Prediction of fish species diversity from OTU accumulation curves
Since the two approaches (taxa and OTUs) underestimated the level of taxonomic diversity within fish families with a high uncertainty, we modeled accumulation curves from the diversity of species and OTUs found across our 92 samples. The modeled asymptote of the assigned species reached 429 species, a value very close to the 394 sequenced species present in the Bird’s Head peninsula, but 3.7 times lower than the 1,611 species in the regional checklist (Fig. 4a). Meanwhile, the OTU accumulation curve reached an asymptote of 1,531, a value very close to the 1,611 fish species in the Bird’s Head.
Applying this method to the 15 fish families which counted more than 10 OTUs and 10 species in the checklist permitted to assess the ability of eDNA-based accumulation curves to predict regional fish richness. For instance, the OTU accumulation curves for the Gobiidae, Labridae and Pomacentridae, the three richest families (51, 54 and 53 OTUs respectively), produced asymptotes and thus predictions of fish diversity much lower than those in the regional checklists with 107.5, 66.1 and 76.2 OTUs, i.e. 47.5%, 81.7% and 69.6% of the checklist richness respectively (Fig. 4b, c, d).
We then tested the ability of the assigned taxa, the OTUs and the OTU accumulation curve approaches to predict fish species richness within families of the regional checklist so the predictive power of linear or proportional relationships. The total number of assigned taxa per family in our samples was a significant but weak predictor of the number of fish species per family in the checklist (R ² = 0.60, p<0.001, Fig. 5a) with the richness of some families being largely underestimated (e.g. 87.4% of net difference with the checklist for the Gobiidae, Fig. 5a, d). The number of OTUs per family was a better predictor of the family species richness in the checklist (R ² = 0.80, p < 0.001) but left 20% of unexplained variation among families with still a marked underestimation (73.3% of net difference with the checklist for Gobiidae, Fig. 5b, e). Using the asymptotes of OTU accumulation curves, we obtained a high predictive accuracy of R ² = 0.92 (p < 0.001) for the species richness within families with less bias for the Gobiidae (43.7% of net difference with the checklist) (Fig. 5c, f).

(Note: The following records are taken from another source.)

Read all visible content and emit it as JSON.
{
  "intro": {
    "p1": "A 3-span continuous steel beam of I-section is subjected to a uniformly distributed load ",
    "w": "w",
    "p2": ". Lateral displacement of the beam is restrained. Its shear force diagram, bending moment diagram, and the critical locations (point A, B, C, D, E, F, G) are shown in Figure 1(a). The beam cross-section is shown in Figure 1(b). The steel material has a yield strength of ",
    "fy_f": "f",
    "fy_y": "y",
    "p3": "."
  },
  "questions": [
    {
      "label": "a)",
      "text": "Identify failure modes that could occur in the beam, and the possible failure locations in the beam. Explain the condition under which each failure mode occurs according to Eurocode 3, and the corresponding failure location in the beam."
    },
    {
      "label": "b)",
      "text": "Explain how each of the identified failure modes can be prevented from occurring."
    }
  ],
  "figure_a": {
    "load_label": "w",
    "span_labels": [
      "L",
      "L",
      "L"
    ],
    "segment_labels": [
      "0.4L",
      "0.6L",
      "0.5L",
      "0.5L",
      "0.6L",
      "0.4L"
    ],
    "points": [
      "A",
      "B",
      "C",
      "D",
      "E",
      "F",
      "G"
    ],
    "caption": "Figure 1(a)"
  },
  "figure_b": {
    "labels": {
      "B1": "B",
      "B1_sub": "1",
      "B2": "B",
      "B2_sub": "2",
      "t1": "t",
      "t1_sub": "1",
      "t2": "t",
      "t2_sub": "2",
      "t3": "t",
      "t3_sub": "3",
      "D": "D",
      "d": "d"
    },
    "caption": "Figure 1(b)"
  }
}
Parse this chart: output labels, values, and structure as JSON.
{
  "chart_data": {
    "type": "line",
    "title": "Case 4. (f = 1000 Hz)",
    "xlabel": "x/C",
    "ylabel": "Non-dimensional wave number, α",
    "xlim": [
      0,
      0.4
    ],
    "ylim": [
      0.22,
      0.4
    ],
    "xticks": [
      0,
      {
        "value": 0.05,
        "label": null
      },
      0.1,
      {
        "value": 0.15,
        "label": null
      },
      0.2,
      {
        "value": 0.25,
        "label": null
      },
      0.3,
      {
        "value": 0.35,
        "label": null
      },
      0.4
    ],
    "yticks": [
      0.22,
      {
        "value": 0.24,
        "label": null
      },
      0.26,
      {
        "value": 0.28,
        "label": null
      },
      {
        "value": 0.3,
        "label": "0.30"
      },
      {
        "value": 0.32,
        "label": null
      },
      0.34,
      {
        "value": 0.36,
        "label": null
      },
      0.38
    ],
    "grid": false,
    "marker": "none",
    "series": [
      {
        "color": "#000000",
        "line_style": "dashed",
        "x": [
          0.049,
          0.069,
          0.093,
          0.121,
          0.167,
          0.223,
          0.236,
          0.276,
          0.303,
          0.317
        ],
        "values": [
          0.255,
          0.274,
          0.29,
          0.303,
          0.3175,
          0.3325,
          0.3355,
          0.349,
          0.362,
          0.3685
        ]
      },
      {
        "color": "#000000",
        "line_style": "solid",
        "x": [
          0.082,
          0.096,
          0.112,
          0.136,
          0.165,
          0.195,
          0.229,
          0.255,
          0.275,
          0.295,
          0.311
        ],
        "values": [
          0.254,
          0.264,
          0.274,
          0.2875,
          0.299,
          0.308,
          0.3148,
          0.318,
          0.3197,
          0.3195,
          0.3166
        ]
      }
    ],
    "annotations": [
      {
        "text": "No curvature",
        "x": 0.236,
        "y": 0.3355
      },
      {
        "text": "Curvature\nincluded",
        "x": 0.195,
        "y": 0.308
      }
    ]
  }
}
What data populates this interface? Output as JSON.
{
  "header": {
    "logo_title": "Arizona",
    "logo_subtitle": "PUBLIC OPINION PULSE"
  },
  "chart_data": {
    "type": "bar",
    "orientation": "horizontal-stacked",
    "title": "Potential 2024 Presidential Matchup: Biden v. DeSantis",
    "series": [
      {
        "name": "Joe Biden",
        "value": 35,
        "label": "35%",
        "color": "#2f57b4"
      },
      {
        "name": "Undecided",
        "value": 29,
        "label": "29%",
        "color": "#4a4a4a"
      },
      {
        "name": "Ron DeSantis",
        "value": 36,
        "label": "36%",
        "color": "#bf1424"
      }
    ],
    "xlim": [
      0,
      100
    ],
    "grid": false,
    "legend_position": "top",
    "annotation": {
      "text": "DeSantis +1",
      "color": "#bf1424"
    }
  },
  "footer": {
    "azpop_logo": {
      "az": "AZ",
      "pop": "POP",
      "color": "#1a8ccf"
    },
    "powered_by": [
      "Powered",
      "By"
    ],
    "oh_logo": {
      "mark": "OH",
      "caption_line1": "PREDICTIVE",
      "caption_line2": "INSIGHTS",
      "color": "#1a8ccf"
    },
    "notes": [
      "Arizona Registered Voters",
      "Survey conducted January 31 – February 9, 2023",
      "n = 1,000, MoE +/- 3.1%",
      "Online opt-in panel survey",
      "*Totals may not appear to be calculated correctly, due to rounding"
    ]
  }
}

In addition, we observed that the net difference between the number of assigned taxa per family and the number of species per fish family in the checklist is not related to the number of species of the families (Fig. 5d) suggesting an absence of systematic bias towards the underestimation of species-rich families. By contrast, the net difference between the number of OTUs per fish family and the number of species per family in the checklist significantly increased (R 2 = 0.35, p = 0.02) with the number of species per family (Fig. 5e). This bias towards the underestimation of species richness within species-rich families is nonetheless avoided when using the asymptotes of OTU accumulation curves (p = 0.24, Fig. 5f). Thus, asymptotes of OTU accumulation curves are most accurate and least biased eDNA-based predictors of fish species diversity within families in this marine biodiversity hotspot.